Вмешательство польской короны во внутренние дела России продолжались и далее. После смерти Грозного эти сношения с врагом стали намного свободнее и безопаснее. Правительство Годунова этого не учитывало. Поляки были прекрасно осведомлены о делах в Московии и считали себя вправе повлиять на их ход. То, что самозванец объявился именно в Польше, не было случайностью. Следует учесть также и то, что польский король после раскола западнохристианского суперэтноса стал лидером католической партии в Европе. Следовательно, он становился проводником римской дипломатии на Востоке. А задача, которую давно пытался решить папский престол – приведение в лоно католической церкви непокорных «схизматиков», т.е. православных – становилась миссией польской короны.

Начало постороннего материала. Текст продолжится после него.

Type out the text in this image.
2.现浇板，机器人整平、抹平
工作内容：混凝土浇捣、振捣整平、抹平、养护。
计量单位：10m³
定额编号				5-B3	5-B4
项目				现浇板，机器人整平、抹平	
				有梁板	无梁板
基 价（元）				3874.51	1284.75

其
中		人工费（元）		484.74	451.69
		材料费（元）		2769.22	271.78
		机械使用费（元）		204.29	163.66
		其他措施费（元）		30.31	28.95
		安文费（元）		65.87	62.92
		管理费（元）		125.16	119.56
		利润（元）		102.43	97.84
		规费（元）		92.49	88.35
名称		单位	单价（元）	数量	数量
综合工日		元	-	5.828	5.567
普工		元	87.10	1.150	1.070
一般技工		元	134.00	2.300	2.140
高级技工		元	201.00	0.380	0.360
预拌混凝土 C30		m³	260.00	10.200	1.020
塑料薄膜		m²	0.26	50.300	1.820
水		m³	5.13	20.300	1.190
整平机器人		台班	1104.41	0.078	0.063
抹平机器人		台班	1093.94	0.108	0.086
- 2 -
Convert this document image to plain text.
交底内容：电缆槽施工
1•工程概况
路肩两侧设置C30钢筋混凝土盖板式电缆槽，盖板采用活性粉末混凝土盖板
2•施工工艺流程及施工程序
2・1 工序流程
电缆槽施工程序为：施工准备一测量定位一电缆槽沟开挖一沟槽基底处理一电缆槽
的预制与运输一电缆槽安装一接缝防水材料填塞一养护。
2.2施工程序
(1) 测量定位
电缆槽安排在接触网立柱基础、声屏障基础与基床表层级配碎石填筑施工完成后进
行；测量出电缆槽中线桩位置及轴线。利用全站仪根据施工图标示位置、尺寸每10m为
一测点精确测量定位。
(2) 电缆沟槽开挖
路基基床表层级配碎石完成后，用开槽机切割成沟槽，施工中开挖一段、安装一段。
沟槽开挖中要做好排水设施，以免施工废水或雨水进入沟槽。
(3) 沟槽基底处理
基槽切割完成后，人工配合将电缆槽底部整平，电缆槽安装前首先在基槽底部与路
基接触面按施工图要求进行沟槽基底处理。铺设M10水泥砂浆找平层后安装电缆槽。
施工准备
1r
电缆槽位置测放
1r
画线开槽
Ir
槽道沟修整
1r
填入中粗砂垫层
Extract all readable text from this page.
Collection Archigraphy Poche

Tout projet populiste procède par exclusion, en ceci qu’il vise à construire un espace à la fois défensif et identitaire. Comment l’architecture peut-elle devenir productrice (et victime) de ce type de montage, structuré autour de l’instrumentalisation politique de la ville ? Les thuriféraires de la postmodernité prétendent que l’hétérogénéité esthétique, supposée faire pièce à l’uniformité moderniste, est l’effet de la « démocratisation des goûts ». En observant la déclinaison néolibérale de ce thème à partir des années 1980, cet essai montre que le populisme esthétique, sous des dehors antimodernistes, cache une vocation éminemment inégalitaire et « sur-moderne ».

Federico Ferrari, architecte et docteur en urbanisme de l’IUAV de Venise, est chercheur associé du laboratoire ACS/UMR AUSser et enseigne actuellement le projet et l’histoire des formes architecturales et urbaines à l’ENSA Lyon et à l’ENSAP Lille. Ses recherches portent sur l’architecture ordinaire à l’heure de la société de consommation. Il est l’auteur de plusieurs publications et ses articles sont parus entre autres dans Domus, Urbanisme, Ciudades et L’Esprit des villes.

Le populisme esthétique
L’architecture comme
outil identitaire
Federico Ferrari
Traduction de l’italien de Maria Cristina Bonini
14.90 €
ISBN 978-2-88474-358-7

Наряду с указанными выше явными и непосредственными угрозами, имели место и угрозы неявные или отложенные. Они имели социальный характер. К ним следует отнести угрозу антигосударственного выступления холопов. Холопство было одной из самых многочисленных категорий лично зависимого населения. Положение его существенно переменилось к XVI столетию. Термин «холоп» отражал полную личную зависимость от господина. Однако, это не означало, что эта категория была самой забитой и жила хуже других. Холопы выполняли домашние работы и прочие обязанности по дворовому обиходу, в том числе и на высоких должностях. Холоп был более подходящим исполнителем воли господина, ибо был в полной его власти. Некоторые, особенно конфиденциальные, поручения лучше было дать холопу, нежели сыну боярскому либо дворянину. В их действиях нельзя было быть вполне уверенным. Особенно это характерно для эпохи Грозного с его «худородной» опричниной. Поэтому некоторые холопы были одеты и экипированы даже лучше дворян. В боярских полках холопы составляли значительную часть, и их численность и роль все возрастала. Правительство Годунова не придумало ничего лучшего, как дать право холопам писать доносы на своих господ, и эти доносы должны были приниматься к рассмотрению.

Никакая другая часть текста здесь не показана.